The government, he said, will consider whether to “outlaw rebates” — the discounts and price concessions that are a key link in the drug supply chain. Pharmacy benefit managers are hired by insurers and large employers to negotiate lower drug prices, but they also receive rebate payments from drugmakers, creating a potential conflict of interest, the administration said.

Trump said he would end “the dishonest double-dealing that allows the middleman to pocket rebates and discounts that should be passed on to consumers and patients.”

Mark Merritt, the president and chief executive of the Pharmaceutical Care Management Association, which represents drug benefit managers, said the real problem was the high prices set by drugmakers.

“Getting rid of rebates and other price concessions would leave patients and payers, including Medicaid and Medicare, at the mercy of drug manufacturers’ pricing strategies,” Merritt said.

Thomas M. Moriarty, an executive vice president of CVS Health, said his company already offers clients the option to share rebates and discounts with consumers when they fill prescriptions.

Experts said some of the president’s ideas could help lower drug prices.

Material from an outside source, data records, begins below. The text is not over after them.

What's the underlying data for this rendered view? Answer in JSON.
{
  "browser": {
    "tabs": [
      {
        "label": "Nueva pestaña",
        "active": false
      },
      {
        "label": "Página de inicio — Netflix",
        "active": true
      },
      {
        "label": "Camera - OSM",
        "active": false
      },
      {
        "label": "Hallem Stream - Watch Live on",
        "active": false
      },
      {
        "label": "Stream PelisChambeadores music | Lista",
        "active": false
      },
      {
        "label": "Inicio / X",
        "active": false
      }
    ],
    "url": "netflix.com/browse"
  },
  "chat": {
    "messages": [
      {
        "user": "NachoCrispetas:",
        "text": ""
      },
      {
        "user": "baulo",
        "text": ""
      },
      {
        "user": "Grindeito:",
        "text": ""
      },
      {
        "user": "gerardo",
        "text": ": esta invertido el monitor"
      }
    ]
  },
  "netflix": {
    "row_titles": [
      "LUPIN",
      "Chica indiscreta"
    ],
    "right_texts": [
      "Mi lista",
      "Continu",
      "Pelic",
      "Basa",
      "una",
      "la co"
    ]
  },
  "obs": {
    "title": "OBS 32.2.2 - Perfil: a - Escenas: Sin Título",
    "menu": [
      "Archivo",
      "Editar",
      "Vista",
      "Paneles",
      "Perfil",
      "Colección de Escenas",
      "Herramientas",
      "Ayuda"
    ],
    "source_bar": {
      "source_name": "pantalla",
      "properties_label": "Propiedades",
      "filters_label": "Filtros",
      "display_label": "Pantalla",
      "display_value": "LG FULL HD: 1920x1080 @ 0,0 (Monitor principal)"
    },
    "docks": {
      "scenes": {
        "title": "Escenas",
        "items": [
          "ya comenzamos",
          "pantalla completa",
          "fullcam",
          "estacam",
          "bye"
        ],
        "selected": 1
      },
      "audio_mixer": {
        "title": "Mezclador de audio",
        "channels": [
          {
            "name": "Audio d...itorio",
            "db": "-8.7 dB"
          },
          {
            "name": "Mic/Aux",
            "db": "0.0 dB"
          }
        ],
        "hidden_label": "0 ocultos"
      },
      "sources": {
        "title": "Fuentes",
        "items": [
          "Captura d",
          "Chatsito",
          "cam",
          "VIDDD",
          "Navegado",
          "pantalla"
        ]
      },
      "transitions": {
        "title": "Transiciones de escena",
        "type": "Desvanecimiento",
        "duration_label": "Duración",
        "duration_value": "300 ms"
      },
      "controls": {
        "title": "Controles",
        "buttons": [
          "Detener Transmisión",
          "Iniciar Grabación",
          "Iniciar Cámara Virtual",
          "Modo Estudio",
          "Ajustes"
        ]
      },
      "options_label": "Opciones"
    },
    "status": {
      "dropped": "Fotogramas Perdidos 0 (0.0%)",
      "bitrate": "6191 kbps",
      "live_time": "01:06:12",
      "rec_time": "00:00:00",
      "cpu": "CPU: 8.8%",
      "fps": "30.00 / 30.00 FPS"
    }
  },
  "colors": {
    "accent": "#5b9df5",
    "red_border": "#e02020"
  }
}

“It’s framed as a pro-competitive agenda, and touches on a range of government programs that the administration can change through regulation — so that the president can take unilateral action,” said Daniel N. Mendelson, the president of Avalere Health, a research and consulting company. “The trick here for the administration is to do something visible before the midterm elections, so they can take credit for an action that reduces drug prices for consumers.”

Trump’s “blueprint to lower drug prices” has four main themes: increasing competition in drug markets; giving private plans more tools to negotiate discounts for Medicare beneficiaries; providing new incentives for drug manufacturers to reduce list prices; and cutting consumers’ out-of-pocket costs.

The administration would lower out-of-pocket costs for Medicare patients by requiring prescription drug plans to pass on some of the discounts and rebates they receive from drug manufacturers. Patients could see those savings at the pharmacy counter. At the same time, Medicare officials say, there could be a modest increase in premiums for Medicare drug coverage.